Zhou K, Wang Y, Peng W, Sun J, Qing Y M, Mo X M
Department of Cardiology, The Affiliated Children's Hospital of Nanjing Medical University, Nanjing, China.
Department of Neonatology, The Affiliated Children's Hospital of Soochow University, Soochow, China.
Genet Mol Res. 2014 May 16;13(2):3805-11. doi: 10.4238/2014.May.16.4.
The endothelial NO synthase (eNOS) enzyme is expressed during the early stages of cardiogenesis and plays an important role in normal heart development. Genetic variations of eNOS G894T have been shown to influence individual susceptibility to some phenotypes of congenital heart disease (CHD) in different populations. We conducted a case-control study comprised of 945 CHD patients and 972 non-CHD individuals in a Chinese population. Two functional single nucleotide polymorphisms (SNPs) (T-786C: rs2070744 and G894T: rs1799983) and one tagging SNP (rs7830) were evaluated in our study, and we assessed their association with the risk of CHD. Compared with the rs7830 CC/AC genotypes, the eNOS rs7830 AA genotype showed a significantly increased risk of CHD (adjusted odds radio (OR) = 1.45, 95% confidence interval (CI = 1.13-1.85). A stratified analysis was performed and showed that the association between the rs7830 AA genotype and CHD risk was stronger in patients with perimembranous ventricular septal defects (adjusted OR = 1.62, 95%CI = 1.20-2.20). Our results suggest that the eNOS rs7830 polymorphism may contribute to the susceptibility of sporadic CHD in a Chinese population.

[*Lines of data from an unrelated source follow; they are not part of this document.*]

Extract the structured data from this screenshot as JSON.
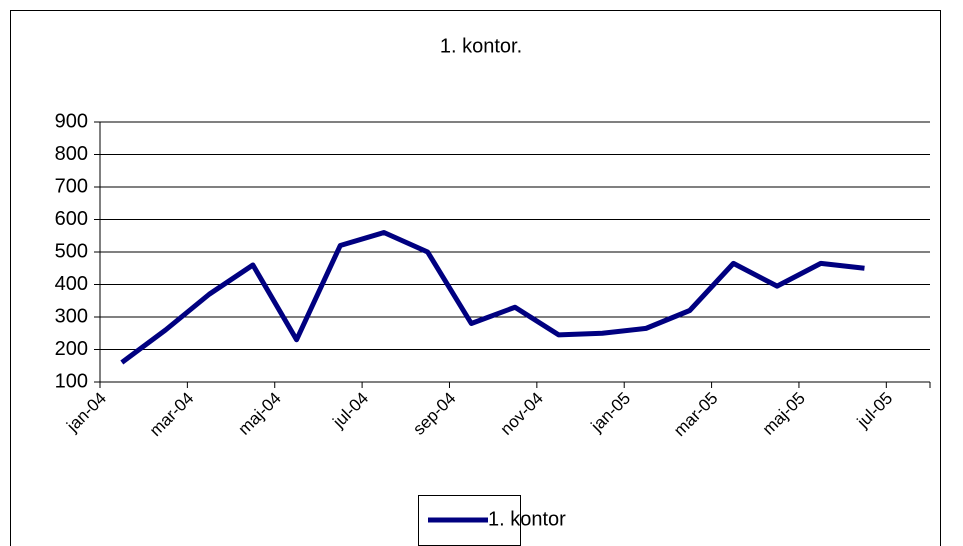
{
  "chart_data": {
    "type": "line",
    "title": "1. kontor.",
    "categories": [
      "jan-04",
      null,
      "mar-04",
      null,
      "maj-04",
      null,
      "jul-04",
      null,
      "sep-04",
      null,
      "nov-04",
      null,
      "jan-05",
      null,
      "mar-05",
      null,
      "maj-05",
      null,
      "jul-05"
    ],
    "series": [
      {
        "name": "1. kontor",
        "color": "#000080",
        "values": [
          160,
          260,
          370,
          460,
          230,
          520,
          560,
          500,
          280,
          330,
          245,
          250,
          265,
          320,
          465,
          395,
          465,
          450,
          null
        ]
      }
    ],
    "ylim": [
      100,
      900
    ],
    "yticks": [
      100,
      200,
      300,
      400,
      500,
      600,
      700,
      800,
      900
    ],
    "grid": true,
    "legend": "bottom"
  }
}
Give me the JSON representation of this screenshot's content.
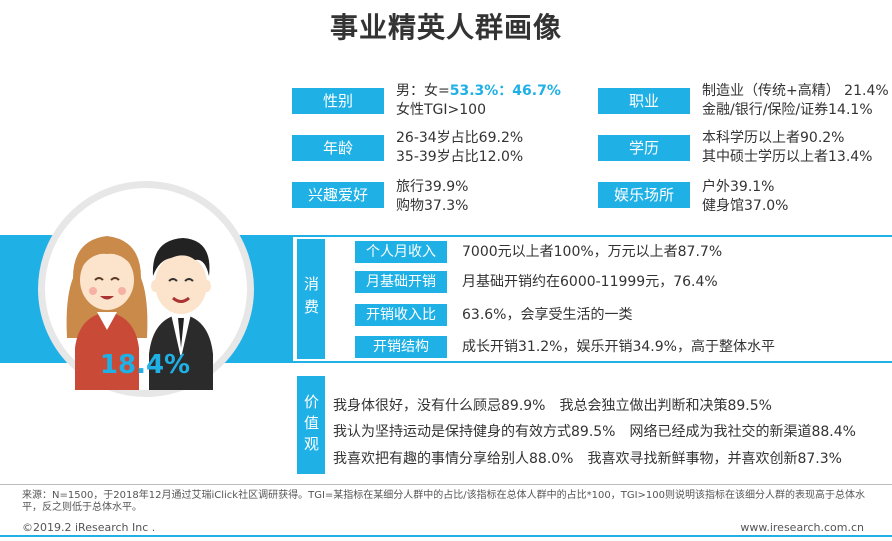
{
  "title": "事业精英人群画像",
  "profile": {
    "gender": {
      "tag": "性别",
      "line1_prefix": "男：女=",
      "line1_value": "53.3%：46.7%",
      "line2": "女性TGI>100"
    },
    "age": {
      "tag": "年龄",
      "line1": "26-34岁占比69.2%",
      "line2": "35-39岁占比12.0%"
    },
    "hobby": {
      "tag": "兴趣爱好",
      "line1": "旅行39.9%",
      "line2": "购物37.3%"
    },
    "job": {
      "tag": "职业",
      "line1": "制造业（传统+高精） 21.4%",
      "line2": "金融/银行/保险/证券14.1%"
    },
    "education": {
      "tag": "学历",
      "line1": "本科学历以上者90.2%",
      "line2": "其中硕士学历以上者13.4%"
    },
    "leisure": {
      "tag": "娱乐场所",
      "line1": "户外39.1%",
      "line2": "健身馆37.0%"
    }
  },
  "share_pct": "18.4%",
  "consumption": {
    "label": "消费",
    "rows": [
      {
        "tag": "个人月收入",
        "text": "7000元以上者100%，万元以上者87.7%"
      },
      {
        "tag": "月基础开销",
        "text": "月基础开销约在6000-11999元，76.4%"
      },
      {
        "tag": "开销收入比",
        "text": "63.6%，会享受生活的一类"
      },
      {
        "tag": "开销结构",
        "text": "成长开销31.2%，娱乐开销34.9%，高于整体水平"
      }
    ]
  },
  "values": {
    "label": "价值观",
    "rows": [
      {
        "a": "我身体很好，没有什么顾忌89.9%",
        "b": "我总会独立做出判断和决策89.5%"
      },
      {
        "a": "我认为坚持运动是保持健身的有效方式89.5%",
        "b": "网络已经成为我社交的新渠道88.4%"
      },
      {
        "a": "我喜欢把有趣的事情分享给别人88.0%",
        "b": "我喜欢寻找新鲜事物，并喜欢创新87.3%"
      }
    ]
  },
  "source_note": "来源：N=1500，于2018年12月通过艾瑞iClick社区调研获得。TGI=某指标在某细分人群中的占比/该指标在总体人群中的占比*100，TGI>100则说明该指标在该细分人群的表现高于总体水平，反之则低于总体水平。",
  "footer": {
    "copyright": "©2019.2 iResearch Inc .",
    "site": "www.iresearch.com.cn"
  },
  "colors": {
    "accent": "#1fb0e6"
  },
  "icons": {
    "illustration": "couple-illustration"
  }
}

内皮型一氧化氮合酶(eNOS)在心脏发生的早期阶段表达,在正常心脏发育中起重要作用。已表明eNOS G894T的基因变异会影响不同人群中个体对某些先天性心脏病(CHD)表型的易感性。我们在中国人群中进行了一项病例对照研究,包括945例CHD患者和972例非CHD个体。在我们的研究中评估了两个功能性单核苷酸多态性(SNP)(T-786C:rs2070744和G894T:rs1799983)以及一个标签SNP(rs7830),并评估了它们与CHD风险的关联。与rs7830 CC/AC基因型相比,eNOS rs7830 AA基因型显示CHD风险显著增加(调整后的比值比(OR)= 1.45,95%置信区间(CI = 1.13 - 1.85)。进行了分层分析,结果显示rs7830 AA基因型与CHD风险之间的关联在膜周部室间隔缺损患者中更强(调整后的OR = 1.62,95%CI = 1.20 - 2.20)。我们的结果表明,eNOS rs7830多态性可能导致中国人群中散发性CHD的易感性。